Whether you're spending the day amidst the club's debenture holders or walking around the grounds with a general admission ticket, comfortable footwear is essential. There is nothing fun, nor glamorous, about clambering over spectator benches and navigating grass in stilettos. (And those who haven't been before, take note, it's a bit of a walk from one end of the grounds to the other). 

Flats (see Poppy Delevingne's white sneakers) and mid block heels are preferable. But if you prefer a high heel, then opt for a wedge espadrille with ankle ties. Your calves, lower back and balls of feet will thank you come 6pm. 

Dip a sartorial toe into the literal dressing pool

Lilah Parsons wore an off-shoulder navy and white dress by Monsoon for her Wimbledon outing.  Credit: Getty 

While literal dressing, a technique often called on by fashion-savvy royals, is not a method we're used to employing, Wimbledon offers up an opportunity to do so in a low-key and stylish way. We're not suggesting you resort to a pleated skirt and cable knit jumper (best leave dressing to a theme to the Duchess of Cambridge, who donned a cream knitted Alexander McQueen dress for the championships in 2012, that could have been a chic ballgirl outfit), but wearing white or blue is a stylish option.

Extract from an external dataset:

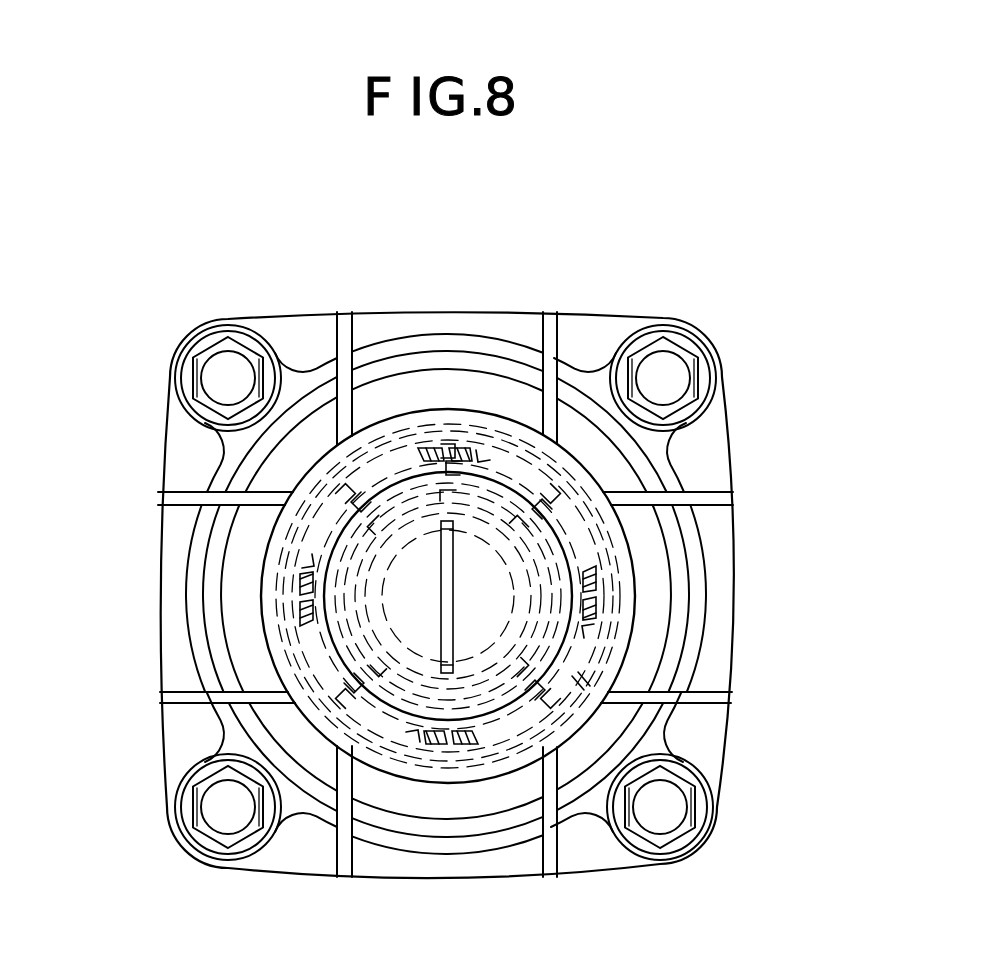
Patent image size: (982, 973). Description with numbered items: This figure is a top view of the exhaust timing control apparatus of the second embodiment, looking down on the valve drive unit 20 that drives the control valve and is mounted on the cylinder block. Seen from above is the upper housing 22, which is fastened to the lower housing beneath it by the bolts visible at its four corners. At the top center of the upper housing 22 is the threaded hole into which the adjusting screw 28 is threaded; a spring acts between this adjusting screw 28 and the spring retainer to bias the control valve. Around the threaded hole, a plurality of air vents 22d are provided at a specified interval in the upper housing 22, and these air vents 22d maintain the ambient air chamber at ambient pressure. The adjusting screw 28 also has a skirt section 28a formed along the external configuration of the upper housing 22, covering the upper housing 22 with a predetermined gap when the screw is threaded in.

Think folksy blouses and polished midi dresses, à la Lilah Parsons. And don't be afraid to incorporate colour and jazzy accessories. Both will help ensure you're not mistaken for a player. 

Employ a high/ low mix

Actress Vanessa Redgrave dressed down an ivory suit with flat brown sandals and a white tee.  Credit: WireImage 

While Wimbledon does call for a degree of effort to be made, unlike other pinnacles of the British summer event calendar, like say, Ascot, the absence of a stringent dress code means a smart/casual mix is preferable. Case in point is actress Vanessa Redgrave, who looked uber chic at the tennis last year in a cream suit, which she gave a casual spin via a white tee and flat sandals. 

In the interest of looking effortlessly polished, other combinations to try include a T-shirt paired with a statement skirt or a maxi dress and trainers. 

Be prepared

Emma Watson wearing a three piece white trouser suit by Ralph Lauren Collection with a matching hat Credit: WireImage

July it might be, but the unreliable British weather means that even if it's a scorcher of a day when you set off in the morning, the likelihood of you encountering a shower at some point, or at the very least, a bit of cloud cover, is high. So plan ahead and make sure you have a cover-up in tow that you won't be embarrassed to pull on should you get cold. Less pack-a-mac, more lightweight trench coat. 

Last year, Emma Watson donned a three-piece suit with a coordinating hat - a tad formal, but layers are key to dressing for temperamental British weather. 

Florals are always a lovely option

Downton Abbey star Laura Carmichael chose a Ganni wrap style. Credit: Getty

However cliched, floral prints really do offer an answer for many a summer style dilemma, particularly  when it comes to dressing for events that require a considered yet practical outfit. And why we may well have reached peak floral maxi at this point, that needn't mean shunning flower motifs entirely, since there's an abundant supply of floral suits, separates and jumpsuits around, to satisfy every price point. If you feel like you've over worn classic bold or ditsy floral prints, opt for more abstract iterations instead.